Students also performed a hand washing experiment to see the effect of washing on the amount of bacteria on a their teacher’s hand. In their experiment, hand washing removed almost all the bacteria that was originally there.
The “Germ Hunters” explored their classroom to discover the living microscopic world they live in by taking samples from their environment, culturing (growing) it on an agar dish, then observing and describing what grew. They were introduced to microbiology and had a great time using microscopes.
On Nov 14, the Lunalilo Elem school library was transformed into a sugar laboratory.
Dressed in crisp white lab coats, 2nd graders participated in a sugar-science event with their parents.
They weighed, measured, mixed, and poured sugar. They used top loading balances, vortex mixers, test tubes, graduated cylinders, and hydrometers to understand properties of solutions and to see just how much sugar they consume in their favorite drink.
They discovered a bottle of apple juice contains more sugar than a can of cola.
Read the nutrition facts label and make wise & healthy choices.
Forensics Science students, Dr David Carter, Director, and Dr Carlos Gutierrez with Forensics Science at Chaminade University and I Am a Scientist visited Ali`iolani Elementary School for their Family Science Night on 9 November. Well-attended, lot’s of energy!

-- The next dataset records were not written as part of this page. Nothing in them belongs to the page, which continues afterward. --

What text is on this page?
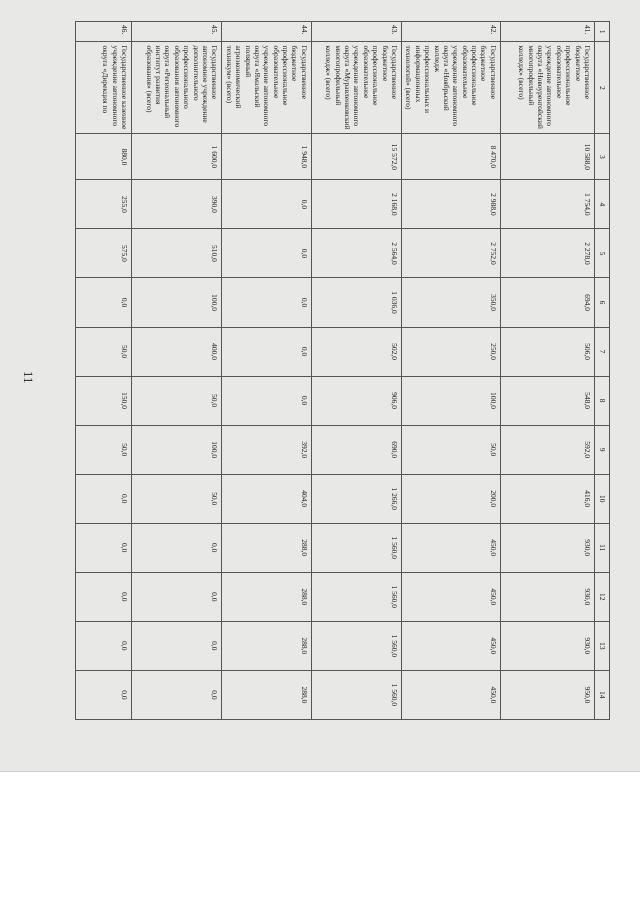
11
1	2	3	4	5	6	7	8	9	10	11	12	13	14
41.	Государственное бюджетное профессиональное образовательное учреждение автономного округа «Новоуренгойский многопрофильный колледж» (всего)	10 588,0	1 754,0	2 278,0	694,0	506,0	548,0	592,0	416,0	930,0	930,0	930,0	950,0
42.	Государственное бюджетное профессиональное образовательное учреждение автономного округа «Ноябрьский колледж профессиональных и информационных технологий» (всего)	8 470,0	2 988,0	2 752,0	350,0	250,0	100,0	50,0	200,0	450,0	450,0	450,0	450,0
43.	Государственное бюджетное профессиональное образовательное учреждение автономного округа «Муравленковский многопрофильный колледж» (всего)	15 572,0	2 168,0	2 564,0	1 036,0	502,0	906,0	690,0	1 266,0	1 560,0	1 560,0	1 560,0	1 560,0
44.	Государственное бюджетное профессиональное образовательное учреждение автономного округа «Ямальский полярный агроэкономический техникум» (всего)	1 948,0	0,0	0,0	0,0	0,0	0,0	392,0	404,0	288,0	288,0	288,0	288,0
45.	Государственное автономное учреждение дополнительного профессионального образования автономного округа «Региональный институт развития образования» (всего)	1 600,0	390,0	510,0	100,0	400,0	50,0	100,0	50,0	0,0	0,0	0,0	0,0
46.	Государственное казенное учреждение автономного округа «Дирекция по	880,0	255,0	575,0	0,0	50,0	150,0	50,0	0,0	0,0	0,0	0,0	0,0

Girl Scouts of Hawaii hosted their annual Girl Scout STEM Fest at the Pacific Aviation Museum. STEM Fest offers a diverse opportunity for Scouts to experience scientific exploration and meet female professionals in the STEM field.
Chaminade University’s IAS program brought real scientists, Dr. Katelynn Perrault, Assistant Professor of Forensic Science, a Medicolegal Death Investigator with the Hawaii Medical Examiner’s office, and a research scientist at Chaminade University, along with their equipment, to let Scouts experience how much fun it is to learn and work in a research lab. The equipment we use everyday help us do our job, but it’s also super cool and amazing, and we wanted the Scouts to experience that.
Scouts learnt about chemistry, density, solubility, physics, and math all while having fun. They used top loading balances, graduated cylinders, pipettors & serological pipets, micro-pipettors & pipet tips, centrifuge tubes, vortex mixers and a centrifuge. To experience the wonders of science using real scientific equipment with real scientists was fun and enlightening for the Scouts.
"I Am A Scientist STEM" is a mobile outreach program that shares our labs beyond the Chaminade University campus. Our services are FREE to Hawaii DOE schools. IAS STEM is part of a broader initiative by the Division of Natural Sciences & Mathematics at Chaminade University to encourage science awareness and education in Hawaii's public schools.